Sofialakis synthesized two very distinct modes in his art, bearing the influence of his great maestro, Bonanos and his professor at the School of Fine Arts, Tombros. From the former, he gleaned the sculpting techniques characteristic of the Canova School, in which Bonanos had received his training; from the latter, he discovered the modernist impulse in the manner of Maillol, who had influenced Tombros during his studies in Paris. The resulting style of classical realism was wholly unique to Sofialakis, who used his erudition and creativity to bridge the gaping divide between rationality and pathos in his work. Sofialakis would continue to honor the tradition of the Atelier method by which he had been trained, in receiving students and apprentices without charge throughout the course of his lifetime.

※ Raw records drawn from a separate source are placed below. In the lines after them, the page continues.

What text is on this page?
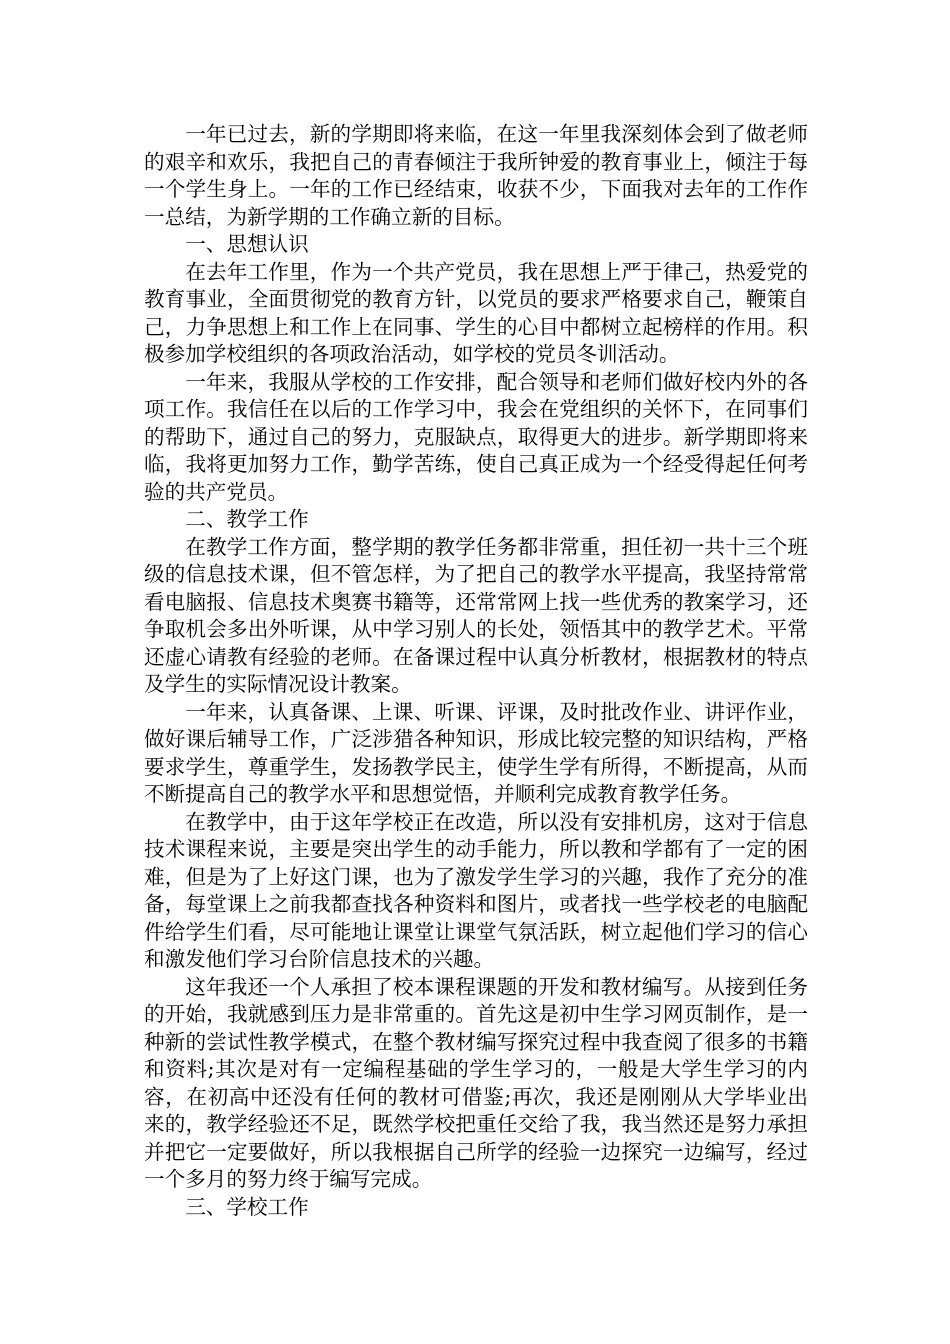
一年已过去，新的学期即将来临，在这一年里我深刻体会到了做老师的艰辛和欢乐，我把自己的青春倾注于我所钟爱的教育事业上，倾注于每一个学生身上。一年的工作已经结束，收获不少，下面我对去年的工作作一总结，为新学期的工作确立新的目标。

一、思想认识

在去年工作里，作为一个共产党员，我在思想上严于律己，热爱党的教育事业，全面贯彻党的教育方针，以党员的要求严格要求自己，鞭策自己，力争思想上和工作上在同事、学生的心目中都树立起榜样的作用。积极参加学校组织的各项政治活动，如学校的党员冬训活动。

一年来，我服从学校的工作安排，配合领导和老师们做好校内外的各项工作。我信任在以后的工作学习中，我会在党组织的关怀下，在同事们的帮助下，通过自己的努力，克服缺点，取得更大的进步。新学期即将来临，我将更加努力工作，勤学苦练，使自己真正成为一个经受得起任何考验的共产党员。

二、教学工作

在教学工作方面，整学期的教学任务都非常重，担任初一共十三个班级的信息技术课，但不管怎样，为了把自己的教学水平提高，我坚持常常看电脑报、信息技术奥赛书籍等，还常常网上找一些优秀的教案学习，还争取机会多出外听课，从中学习别人的长处，领悟其中的教学艺术。平常还虚心请教有经验的老师。在备课过程中认真分析教材，根据教材的特点及学生的实际情况设计教案。

一年来，认真备课、上课、听课、评课，及时批改作业、讲评作业，做好课后辅导工作，广泛涉猎各种知识，形成比较完整的知识结构，严格要求学生，尊重学生，发扬教学民主，使学生学有所得，不断提高，从而不断提高自己的教学水平和思想觉悟，并顺利完成教育教学任务。

在教学中，由于这年学校正在改造，所以没有安排机房，这对于信息技术课程来说，主要是突出学生的动手能力，所以教和学都有了一定的困难，但是为了上好这门课，也为了激发学生学习的兴趣，我作了充分的准备，每堂课上之前我都查找各种资料和图片，或者找一些学校老的电脑配件给学生们看，尽可能地让课堂让课堂气氛活跃，树立起他们学习的信心和激发他们学习台阶信息技术的兴趣。

这年我还一个人承担了校本课程课题的开发和教材编写。从接到任务的开始，我就感到压力是非常重的。首先这是初中生学习网页制作，是一种新的尝试性教学模式，在整个教材编写探究过程中我查阅了很多的书籍和资料;其次是对有一定编程基础的学生学习的，一般是大学生学习的内容，在初高中还没有任何的教材可借鉴;再次，我还是刚刚从大学毕业出来的，教学经验还不足，既然学校把重任交给了我，我当然还是努力承担并把它一定要做好，所以我根据自己所学的经验一边探究一边编写，经过一个多月的努力终于编写完成。

三、学校工作
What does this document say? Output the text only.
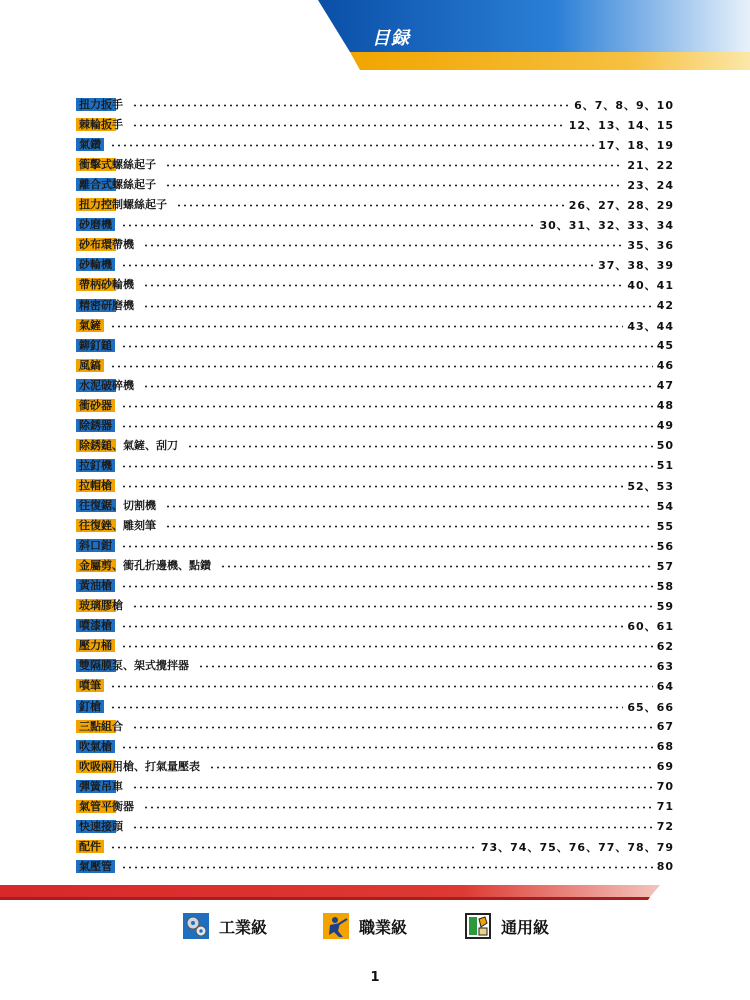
目録
扭力扳手	6、7、8、9、10
棘輪扳手	12、13、14、15
氣鑽	17、18、19
衝擊式螺絲起子	21、22
離合式螺絲起子	23、24
扭力控制螺絲起子	26、27、28、29
砂磨機	30、31、32、33、34
砂布環帶機	35、36
砂輪機	37、38、39
帶柄砂輪機	40、41
精密研磨機	42
氣鏟	43、44
鉚釘鎚	45
風鎬	46
水泥破碎機	47
衝砂器	48
除銹器	49
除銹鎚、氣鏟、刮刀	50
拉釘機	51
拉帽槍	52、53
往復鋸、切割機	54
往復銼、雕刻筆	55
斜口鉗	56
金屬剪、衝孔折邊機、點鑽	57
黃油槍	58
玻璃膠槍	59
噴漆槍	60、61
壓力桶	62
雙隔膜泵、架式攪拌器	63
噴筆	64
釘槍	65、66
三點組合	67
吹氣槍	68
吹吸兩用槍、打氣量壓表	69
彈簧吊車	70
氣管平衡器	71
快速接頭	72
配件	73、74、75、76、77、78、79
氣壓管	80
工業級	職業級	通用級
1
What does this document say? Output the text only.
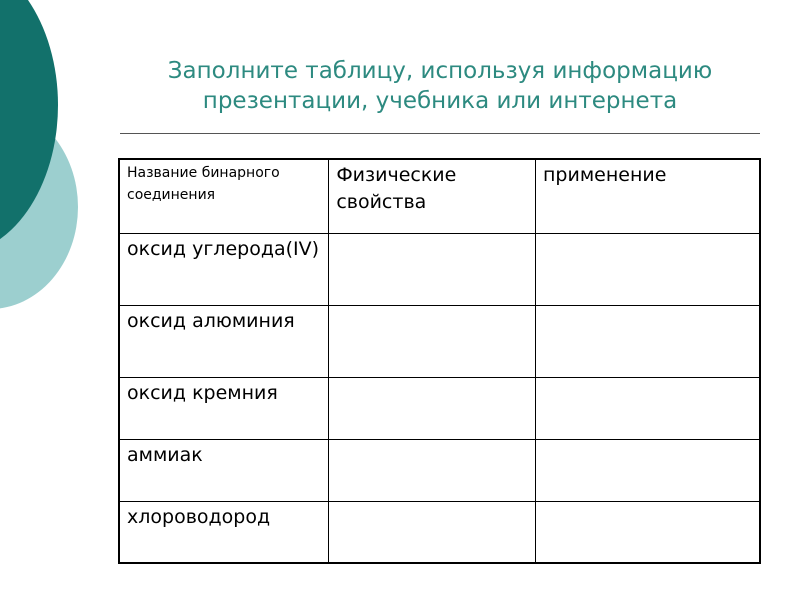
Заполните таблицу, используя информацию
презентации, учебника или интернета
Название бинарного соединения	Физические свойства	применение
оксид углерода(IV)		
оксид алюминия		
оксид кремния		
аммиак		
хлороводород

In 2004 the family of the late artist inaugurated the Nikos Sofialakis Center of Neoclassical Sculpture, built on the exact location of the original atelier at 21 Taxilou Street, Athens, Greece. The new Center is a private, not-for-profit research center and exhibition hall dedicated to the life and works of Nikos Sofialakis, and is open to the public without charge. In 2010, the family established the Nikos Sofialakis Scholarship Award in honor of the principles of Apprenticeship and Scholarship that so profoundly influenced the Artist's life and his contribution to his craft.